The Ministry of Law and Justice has finally decided to move an amendment on the production order law in the National Assembly, looking to bar MNAs and senators accused of corruption from having production orders issued to attend sessions of parliament. By looking to do this, the government is completely ignoring the fact that this law is not in place to get relief for a parliamentarian, and is only displaying its vendetta against opposition politicians, given that a large number of them are currently behind bars. With parliamentarians on the treasury benches having nothing to fear from the accountability drive – the government has ignored any accusations of corruption against it and has solely focused on going after its opponents – the only representatives that will be affected are those in opposition.
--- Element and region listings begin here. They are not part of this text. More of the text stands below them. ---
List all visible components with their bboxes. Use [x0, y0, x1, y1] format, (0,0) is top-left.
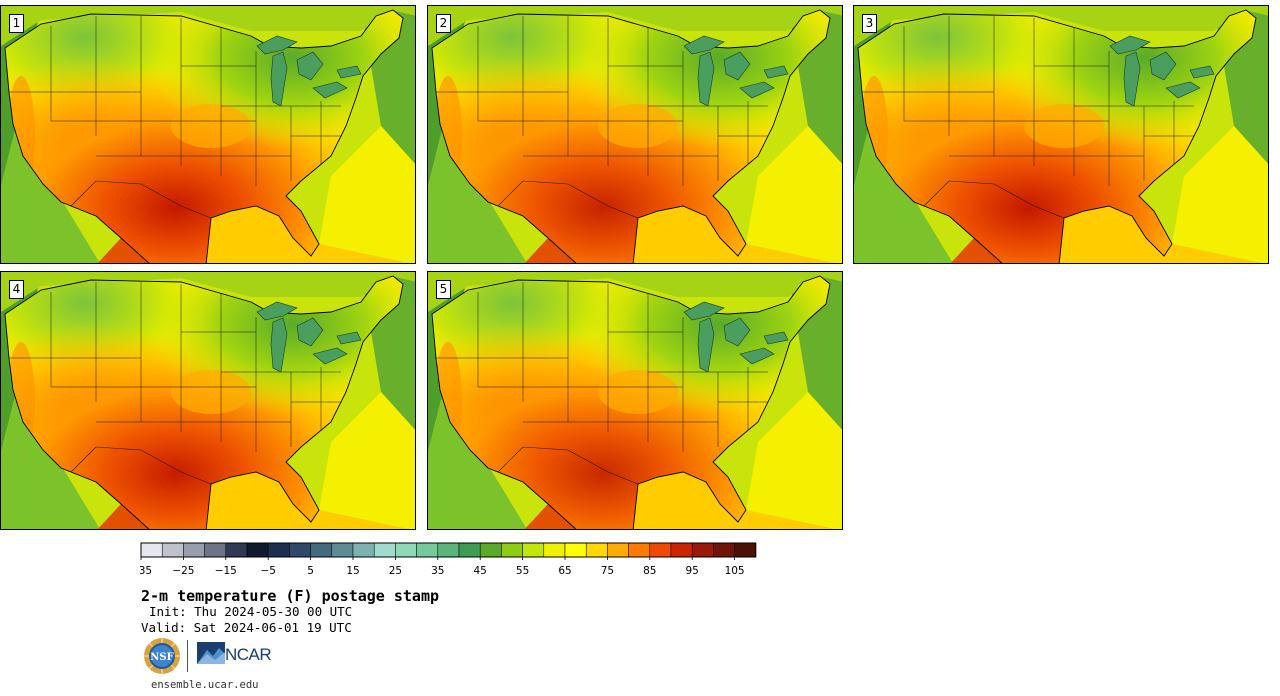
colorbar-swatch: [522, 542, 545, 558]
mexico-border: [70, 446, 212, 485]
colorbar-tick-label: 45: [474, 565, 487, 577]
colorbar-tick-label: 105: [725, 565, 745, 577]
great-lakes: [683, 301, 789, 373]
member-map-3: [854, 6, 1268, 263]
colorbar-swatch: [352, 542, 375, 558]
colorbar-swatch: [670, 542, 693, 558]
state-borders: [436, 16, 788, 186]
member-map-5: [428, 272, 842, 529]
coastline: [4, 275, 404, 529]
mexico-border: [497, 180, 639, 219]
mexico-west: [524, 238, 576, 263]
member-panel-1: 1: [0, 5, 416, 264]
mexico-west: [97, 504, 149, 529]
member-label: 1: [9, 14, 24, 33]
member-map-2: [428, 6, 842, 263]
great-lakes: [256, 35, 362, 107]
colorbar-swatch: [204, 542, 227, 558]
colorbar-swatch: [437, 542, 460, 558]
colorbar-tick-label: 5: [307, 565, 314, 577]
logo-divider: [187, 640, 188, 672]
mexico-west: [524, 504, 576, 529]
atlantic-south: [319, 126, 415, 263]
member-map-4: [1, 272, 415, 529]
colorbar-swatch: [649, 542, 672, 558]
member-panel-4: 4: [0, 271, 416, 530]
colorbar-tick-label: −5: [260, 565, 275, 577]
member-panel-2: 2: [427, 5, 843, 264]
member-label: 3: [862, 14, 877, 33]
colorbar-swatch: [713, 542, 735, 558]
colorbar-frame: [140, 542, 757, 558]
chart-title: 2-m temperature (F) postage stamp: [141, 587, 440, 605]
member-map-1: [1, 6, 415, 263]
colorbar-swatch: [564, 542, 587, 558]
colorbar-tick-label: 75: [601, 565, 614, 577]
member-label: 5: [436, 280, 451, 299]
ncar-logo-text: NCAR: [225, 645, 272, 664]
colorbar-swatch: [628, 542, 651, 558]
colorbar-swatch: [289, 542, 311, 558]
colorbar-tick-label: −25: [172, 565, 194, 577]
colorbar-tick-label: 15: [346, 565, 359, 577]
atlantic-south: [746, 126, 842, 263]
colorbar-swatch: [140, 542, 163, 558]
great-lakes: [1109, 35, 1215, 107]
atlantic-south: [746, 392, 842, 529]
colorbar-swatch: [416, 542, 439, 558]
colorbar-swatch: [734, 542, 757, 558]
member-panel-5: 5: [427, 271, 843, 530]
mexico-border: [497, 446, 639, 485]
ncar-logo-mark: [197, 642, 225, 664]
colorbar-swatch: [691, 542, 714, 558]
colorbar-swatch: [246, 542, 269, 558]
mexico-border: [923, 180, 1065, 219]
colorbar-swatch: [373, 542, 396, 558]
colorbar-tick-label: 35: [431, 565, 444, 577]
coastline: [431, 275, 831, 529]
colorbar-swatch: [458, 542, 481, 558]
site-url: ensemble.ucar.edu: [151, 679, 259, 691]
svg-text:NSF: NSF: [150, 652, 173, 663]
colorbar-swatch: [585, 542, 608, 558]
atlantic-south: [1172, 126, 1268, 263]
mexico-border: [70, 180, 212, 219]
colorbar-swatch: [267, 542, 290, 558]
colorbar-swatch: [501, 542, 523, 558]
atlantic-south: [319, 392, 415, 529]
member-label: 2: [436, 14, 451, 33]
coastline: [4, 9, 404, 263]
colorbar-tick-label: −15: [215, 565, 237, 577]
colorbar-tick-label: 85: [643, 565, 656, 577]
colorbar-swatch: [310, 542, 333, 558]
temperature-colorbar: −35−25−15−55152535455565758595105115: [140, 542, 757, 577]
great-lakes: [683, 35, 789, 107]
colorbar-swatch: [479, 542, 502, 558]
colorbar-tick-label: 25: [389, 565, 402, 577]
mexico-west: [950, 238, 1002, 263]
colorbar-tick-label: −35: [140, 565, 152, 577]
mexico-west: [97, 238, 149, 263]
init-time: Init: Thu 2024-05-30 00 UTC: [149, 604, 353, 619]
colorbar-swatch: [543, 542, 566, 558]
member-label: 4: [9, 280, 24, 299]
coastline: [857, 9, 1257, 263]
colorbar-tick-label: 95: [686, 565, 699, 577]
colorbar-swatch: [331, 542, 354, 558]
coastline: [431, 9, 831, 263]
colorbar-swatch: [225, 542, 248, 558]
colorbar-swatch: [395, 542, 417, 558]
great-lakes: [256, 301, 362, 373]
nsf-logo: NSF: [143, 637, 181, 675]
colorbar-swatch: [607, 542, 629, 558]
valid-time: Valid: Sat 2024-06-01 19 UTC: [141, 620, 352, 635]
colorbar-swatch: [161, 542, 184, 558]
colorbar-tick-label: 55: [516, 565, 529, 577]
colorbar-swatch: [183, 542, 205, 558]
member-panel-3: 3: [853, 5, 1269, 264]
colorbar-tick-label: 65: [558, 565, 571, 577]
What the government fails to realise is that an elected representative of the people has a duty to those that voted for them, and by denying the representative to attend sessions of parliament, the government is in effect, denying a portion of the electoral base the right to have their views represented in the legislative institutions of the country. This goes against the basic democratic right of representation in state matters, regardless of which side of the political spectrum you stand on. In its fight against the PML-N and the PPP, the PTI government is now punishing their voters as well, for choosing to not vote for the ruling party.

Additionally, by denying the production order of parliamentarians that have been accused of corruption, the government is essentially making an accusation of corruption tantamount to the suspect’s guilt, which is in contravention of basic legal principles. If those accused of corruption cannot be brought to parliament, they cannot raise a voice against the government’s targeted accountability, which many commentators believe is not aimed at ridding the country of corruption, but politicians that the state does not want participating in the political discourse.

Even if ruling PTI is not looking to silence its opposition in parliament, members of the party cannot deny that the accountability drive and the party’s bid to first charge opposition politicians with corruption, then conducting media trials against them and now denying them the right to air any grievances in parliament only suits ruling PTI at the expense of other parties and now their voters as well. The government’s consistent attempts to target its opposition, whether they are from other political parties or from the media fraternity, shows that PTI does not value the democratic norms that helped it ascend to power. The party needs to reflect on its actions and think of the long-term consequences it might leave on the country, all just to consolidate its own power in the short run. Perhaps focusing on actual governance might help stabilise things for the government more than these witch-hunts against any and all dissenters.